Muscular Atrophy

When the nerves that fire the muscles have issues. We have to try & compensate the problem. Or the muscle fails to activate & do its job. Whether it’s a limb or bodily function.

If someone steals a car battery & there’s no way of getting a replacement. Solar is an option.

They don’t make power supplies for MS. I try to keep as active as possible. Every avenue is explored.

Personally I’ve improved my vitamins & mineral intake. Exercising bits at a time & trying to feel the difference.

Avoiding gas lighting narcissists is paramount! MS is very unpredictable & no other problems are needed to confuse an already, very confusing situation. Them muscles need to function, or they waste away & cause much bigger problems. Problems that are apparently not caused by MS.

Take it easy out there folks & stick at it.

Another tip is don’t do too much, like I’ve done & keep paying the consequences. It does make you feel alive one day & virtually dead for a few days after. Damned if you do, damned if you don’t. I was going the MS group, but been forced to stay in for an Asbestos survey. They wont do any work until the health & safety police have done their tests. If you want a cup of coffee. Your cup, milk, brand of coffee & anything else, must be inspected. The washing machine is doing it’s job & that was quite simple. Keep active folks. Use it or lose it & that applies to your marbles too.
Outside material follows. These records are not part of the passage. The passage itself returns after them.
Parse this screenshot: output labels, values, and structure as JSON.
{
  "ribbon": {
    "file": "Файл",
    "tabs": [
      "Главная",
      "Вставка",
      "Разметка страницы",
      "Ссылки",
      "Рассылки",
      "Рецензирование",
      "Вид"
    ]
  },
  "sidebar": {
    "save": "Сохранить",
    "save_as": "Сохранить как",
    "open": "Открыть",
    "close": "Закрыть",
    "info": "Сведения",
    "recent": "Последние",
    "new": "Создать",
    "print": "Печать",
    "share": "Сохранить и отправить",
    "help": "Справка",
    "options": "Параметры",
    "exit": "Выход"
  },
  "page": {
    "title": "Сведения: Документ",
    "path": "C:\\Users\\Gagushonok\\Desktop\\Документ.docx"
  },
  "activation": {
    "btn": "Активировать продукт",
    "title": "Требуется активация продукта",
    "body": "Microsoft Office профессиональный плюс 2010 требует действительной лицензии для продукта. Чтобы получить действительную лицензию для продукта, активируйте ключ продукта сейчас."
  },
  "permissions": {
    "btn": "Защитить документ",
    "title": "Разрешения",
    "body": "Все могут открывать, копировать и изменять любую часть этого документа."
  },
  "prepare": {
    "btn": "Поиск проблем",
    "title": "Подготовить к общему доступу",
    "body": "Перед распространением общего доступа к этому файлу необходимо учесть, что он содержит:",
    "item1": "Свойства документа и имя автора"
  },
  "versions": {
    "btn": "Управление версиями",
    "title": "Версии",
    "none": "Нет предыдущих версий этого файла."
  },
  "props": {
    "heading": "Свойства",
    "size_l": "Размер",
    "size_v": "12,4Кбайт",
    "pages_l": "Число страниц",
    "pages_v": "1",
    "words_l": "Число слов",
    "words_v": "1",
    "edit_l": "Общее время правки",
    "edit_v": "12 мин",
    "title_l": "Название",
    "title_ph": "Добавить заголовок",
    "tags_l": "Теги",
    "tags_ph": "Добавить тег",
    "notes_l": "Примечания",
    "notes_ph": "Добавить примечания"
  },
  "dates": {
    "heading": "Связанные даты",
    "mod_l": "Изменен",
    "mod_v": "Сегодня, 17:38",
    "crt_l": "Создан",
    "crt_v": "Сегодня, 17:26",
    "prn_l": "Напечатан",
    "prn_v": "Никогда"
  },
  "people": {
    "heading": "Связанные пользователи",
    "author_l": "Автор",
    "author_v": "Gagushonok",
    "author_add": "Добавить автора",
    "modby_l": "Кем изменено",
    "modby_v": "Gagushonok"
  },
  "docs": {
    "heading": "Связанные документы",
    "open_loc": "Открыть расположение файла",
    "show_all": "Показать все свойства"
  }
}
I don’t mind hurting when I’ve done something to deserve it, whether I’ve been out or exerted myself cleaning or busy in my garden. I resent hurting when all I’ve done is fallen asleep and rolled onto my back or the old nerves are just playing silly b…s. I’m very hopeful that once I’ve had my parathyroid glands out that my pain levels will ease though, my Neuro thinks this might happen, fingers are crossed. Take care. I suppose the advice of ‘everything in moderation’ is appropriate. Cath x

Indeed Cath. When a healthy person goes the gym they get pain. With MS, it seems to add quite a few other pains too & avoiding causing further damage is trouble. We have to keep active though. Letting things go beyond help isn’t a good idea.

Keep that fighting spirit folks.

I fully agree with you, you don’t use it, you’ll lose it. And that’s both mind and body. I damaged my neck and the surgeons who fixed it couldn’t believe that the person they were operating on had walked into theatre. They believed I should have been paralysed, if not from the neck down, then certainly from the waist. They reckoned that it was sheer stubbornness that had kept me mobile. Now if that didn’t stop me from keeping going, I’m not going to let ms do it. I’m not saying that I’m nearly as mobile or intelligent as I used to be, and like most of you probably do, have days where even getting dressed is difficult, never mind going out or exercising, but I try to keep active and do puzzles and play card games etc to keep my brain active. But most importantly I try to keep positive. Having hobbies and goals goes a long way to doing that. I’m not giving up and whether it’s stubbornness or determination isn’t important, I’m happy. Take care and you seem to be as positive as I am, keep it up. Cath x

Keep plodding on Cath & try to book a holiday to get some respite. The MS we can learn to cope with. It’s the so called helpers that cause 90% of my issues. Their bull crap is trying to send me around the twist. Stories as diverse as the tabloid nonsense. They refuse to let me cut them out of my life.